EMENTA: APELAÇÃO - DANOS MORAIS - INCLUSÃO IRREGULAR DO NOME DO CONSUMIDOR JUNTO AOS ÓRGÃOS DE RESTRIÇÃO AO CRÉDITO - VALOR DA INDENIZAÇÃO - RAZOABILIDADE - FIXAÇÃO DE VERBA HONORÁRIA - ARTIGO 20, §3º, DO CPC - JUROS E CORREÇÃO - TERMO A QUO - RECURSO PROVIDO EM PARTE. - A entidade que promove a negativação do nome de devedor no SPC responde, independentemente da verificação de culpa, pelos danos causados, dada a responsabilidade objetiva prevista no artigo 14 do Código de Defesa do Consumidor. - Para a fixação dos danos morais, devem-se observar as circunstâncias de cada caso, levando-se em consideração a natureza da lesão, as consequências do ato, as condições financeiras das partes, atentando-se ainda para a sua dúplice finalidade, como meio de punição e coibição à prática reiterada do ato, e compensação à dor da vítima, não se permitindo, contudo, o enriquecimento imotivado. - No arbitramento da verba honorária, deve-se observar o disposto no artigo 20, §3º, do CPC. - Em relação ao termo inicial da correção monetária do valor da indenização do dano moral, conforme entendimento já consolidado no Colendo Superior Tribunal de Justiça, a mesma deve incidir a partir da publicação da decisão do seu arbitramento. -Inteligência da Súmula 362 do STJ. - Quanto aos juros moratórios, devem incidir sobre o valor da indenização moral, a partir da data da citação, em se tratando de ilícito contratual, não se aplicando a Súmula 54 do STJ à espécie. (TJMG - Apelação Cível 1.0702.13.033146-6/002, Relator(a): Des.(a) Mota e Silva, 18ª CÂMARA CÍVEL, julgamento em 01/03/2016, publicação da súmula em 04/03/2016).

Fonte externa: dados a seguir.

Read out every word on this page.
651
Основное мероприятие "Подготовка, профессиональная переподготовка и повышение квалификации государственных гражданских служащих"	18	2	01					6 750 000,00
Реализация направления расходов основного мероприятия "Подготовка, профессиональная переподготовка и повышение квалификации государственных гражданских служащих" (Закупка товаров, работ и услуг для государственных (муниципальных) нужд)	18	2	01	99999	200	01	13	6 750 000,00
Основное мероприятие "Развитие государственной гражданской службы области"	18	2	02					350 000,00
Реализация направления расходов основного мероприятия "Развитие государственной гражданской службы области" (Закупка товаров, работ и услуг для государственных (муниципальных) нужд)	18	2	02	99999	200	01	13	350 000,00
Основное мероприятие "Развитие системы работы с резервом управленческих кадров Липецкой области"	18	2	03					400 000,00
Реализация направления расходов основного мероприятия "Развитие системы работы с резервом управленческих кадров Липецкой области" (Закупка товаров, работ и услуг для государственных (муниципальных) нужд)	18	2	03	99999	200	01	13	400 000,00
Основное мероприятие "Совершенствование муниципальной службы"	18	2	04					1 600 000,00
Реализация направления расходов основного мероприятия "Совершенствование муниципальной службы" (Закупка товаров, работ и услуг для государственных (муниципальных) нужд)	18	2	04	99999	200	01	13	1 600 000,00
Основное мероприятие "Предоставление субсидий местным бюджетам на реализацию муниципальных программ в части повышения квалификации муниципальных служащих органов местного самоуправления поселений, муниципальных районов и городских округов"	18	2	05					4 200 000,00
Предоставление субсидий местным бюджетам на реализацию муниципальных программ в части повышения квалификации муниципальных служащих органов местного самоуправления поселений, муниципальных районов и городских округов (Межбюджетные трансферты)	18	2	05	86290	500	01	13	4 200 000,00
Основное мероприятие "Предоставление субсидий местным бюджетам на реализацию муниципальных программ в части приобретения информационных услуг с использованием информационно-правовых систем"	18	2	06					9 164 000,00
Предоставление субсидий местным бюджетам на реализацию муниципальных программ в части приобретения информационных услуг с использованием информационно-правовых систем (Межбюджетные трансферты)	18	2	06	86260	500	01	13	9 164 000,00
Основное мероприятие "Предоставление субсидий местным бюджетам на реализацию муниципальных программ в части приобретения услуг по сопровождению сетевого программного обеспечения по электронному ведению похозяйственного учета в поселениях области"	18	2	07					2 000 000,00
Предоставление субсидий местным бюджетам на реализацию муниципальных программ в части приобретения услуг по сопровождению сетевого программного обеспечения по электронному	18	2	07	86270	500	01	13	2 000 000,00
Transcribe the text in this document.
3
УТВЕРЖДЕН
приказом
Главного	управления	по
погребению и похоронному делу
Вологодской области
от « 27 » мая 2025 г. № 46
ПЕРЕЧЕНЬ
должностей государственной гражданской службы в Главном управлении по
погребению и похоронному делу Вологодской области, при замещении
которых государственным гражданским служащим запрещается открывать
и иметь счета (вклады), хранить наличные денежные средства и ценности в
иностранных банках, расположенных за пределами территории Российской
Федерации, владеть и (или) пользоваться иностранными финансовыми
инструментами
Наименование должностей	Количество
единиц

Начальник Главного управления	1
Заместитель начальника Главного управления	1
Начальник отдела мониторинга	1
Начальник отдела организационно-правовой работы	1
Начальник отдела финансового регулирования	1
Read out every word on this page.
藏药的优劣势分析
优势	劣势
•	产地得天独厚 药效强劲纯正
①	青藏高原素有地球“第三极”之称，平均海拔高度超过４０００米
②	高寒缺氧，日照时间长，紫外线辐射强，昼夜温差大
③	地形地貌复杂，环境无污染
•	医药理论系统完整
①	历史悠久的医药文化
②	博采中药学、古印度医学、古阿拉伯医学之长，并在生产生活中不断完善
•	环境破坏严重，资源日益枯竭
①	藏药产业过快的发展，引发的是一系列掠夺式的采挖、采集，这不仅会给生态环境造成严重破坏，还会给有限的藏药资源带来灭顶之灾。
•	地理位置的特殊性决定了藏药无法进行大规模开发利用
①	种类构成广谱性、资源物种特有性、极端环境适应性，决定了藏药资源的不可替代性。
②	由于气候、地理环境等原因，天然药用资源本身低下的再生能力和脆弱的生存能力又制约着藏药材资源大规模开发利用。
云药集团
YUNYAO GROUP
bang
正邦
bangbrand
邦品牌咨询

EMENTA: APELAÇÃO CÍVEL - AÇÃO DECLARATÓRIA DE INEXISTÊNCIA DE DÉBITO C/C INDENIZAÇÃO POR DANOS MORAIS - PAGAMENTO EFETUADO DENTRO DO PRAZO - COBRANÇA INDEVIDA - INSCRIÇÃO ILEGÍTIMA NOS CADASTROS DE PROTEÇÃO AO CRÉDITO - DANOS MORAIS CONFIGURADOS - VALOR INDENIZATÓRIO RAZOÁVEL - JUROS DE MORA - RELAÇÃO CONTRATUAL - INCIDÊNCIA A PARTIR DA CITAÇÃO. Tendo sido efetuado o pagamento do boleto bancário em questão dentro do prazo de vencimento ajustado, ilegítima é a inscrição do nome da consumidora nos cadastros de proteção ao crédito e configurado o dano moral por ela suportado, o qual é presumido e decorre da própria negativação injusta. A indenização por danos morais deve ser arbitrada segundo critérios de razoabilidade e proporcionalidade, com observância das peculiaridades do caso e sempre tendo em vista os objetivos do instituto, quais sejam, compensar a vítima pelos prejuízos morais vivenciados, punir o agente pela conduta já adotada e inibi-lo na prática de novos ilícitos. Tratando-se de relação contratual, a indenização deverá ser acrescida de juros de mora a partir da citação, nos termos do art. 405 do CC. (TJMG - Apelação Cível 1.0694.14.005070-9/001, Relator(a): Des.(a) Arnaldo Maciel , 18ª CÂMARA CÍVEL, julgamento em 26/07/2016, publicação da súmula em 28/07/2016)

DISPOSITIVO

Pelo exposto, DOU PARCIAL PROVIMENTO À PRIMEIRA APELAÇÃO e NEGO PROVIMENTO AO SEGUNDO RECURSO, para majorar para R$10.000,00 (dez mil reais) o quantum da indenização devida, acrescidos de juros moratórios de 1% ao mês, desde a citação, mantida no mais a sentença.

Por força do artigo 85, §11, do CPC/2015, majoro os honorários de 10% para 15% sobre o valor da condenação.

Custas do primeiro e do segundo recurso pela ré/2ª apelante.

DES. MOTA E SILVA - De acordo com o(a) Relator(a).

DES. ARNALDO MACIEL - De acordo com o(a) Relator(a).

SÚMULA: "DERAM PARCIAL PROVIMENTO À PRIMEIRA APELAÇÃO E NEGARAM PROVIMENTO AO SEGUNDO RECURSO."